IBM greift tief in die Tasche und will Confluent für rund 11 Milliarden US-Dollar übernehmen. Der Deal soll IBM im Rennen um KI-Anwendungen und hybride Cloud-Architekturen spürbar nach vorn bringen. Entscheidend ist dabei ein Punkt: Daten in Echtzeit nutzbar zu machen, statt sie nur zu speichern.
Wichtige Fakten auf einen Blick:
– Zielunternehmen: Confluent (Data-Streaming-Plattform)
– Kaufpreis: rund 11 Mrd. US-Dollar
– Struktur: Barzahlung (All-cash)
– Zeitplan: Abschluss bis Mitte 2026 erwartet (vorbehaltlich Genehmigungen)
Deal-Struktur und Zeitplan
Vereinbart ist eine verbindliche Übernahme (definitive agreement). IBM will Confluent vollständig in bar kaufen. Bis zum Closing braucht es die Zustimmung der Confluent-Aktionäre sowie die üblichen regulatorischen Freigaben. IBM rechnet mit einem Abschluss bis Mitte 2026.
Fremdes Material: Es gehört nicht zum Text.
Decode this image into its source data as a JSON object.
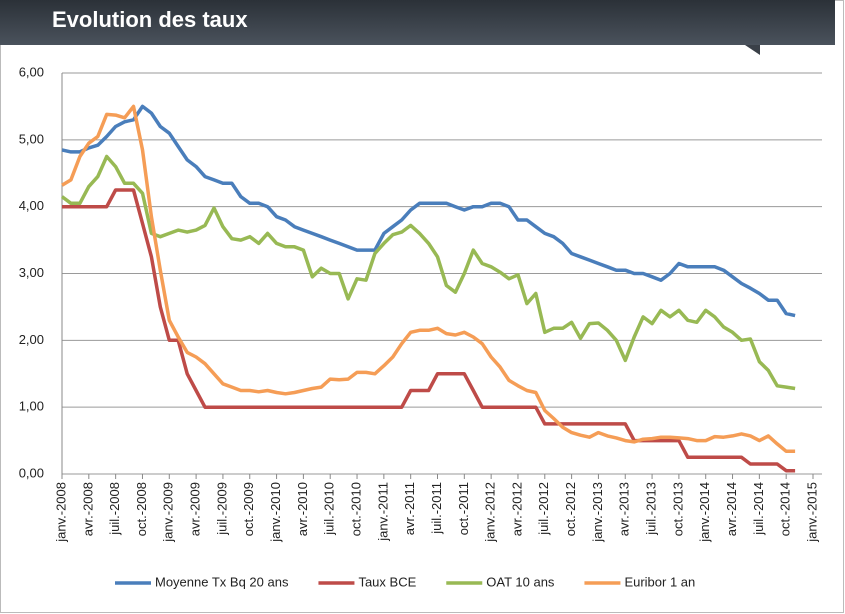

Nach der Integration soll Confluents Technologie das IBM-Portfolio erweitern. Im Kern geht es darum, dass Unternehmen Datenströme in Echtzeit besser erfassen und steuern können – ein Baustein, der für fortgeschrittene KI-Anwendungen als kritisch gilt.
Warum Confluent für IBM strategisch ist
Confluents Plattform basiert auf Apache Kafka und ist darauf ausgelegt, große Datenmengen in Echtzeit über verschiedene Clouds und Anwendungsumgebungen hinweg zu verarbeiten. IBM stellt den Zukauf in den Kontext seiner Ausrichtung auf Wachstumsfelder wie KI und Hybrid Cloud.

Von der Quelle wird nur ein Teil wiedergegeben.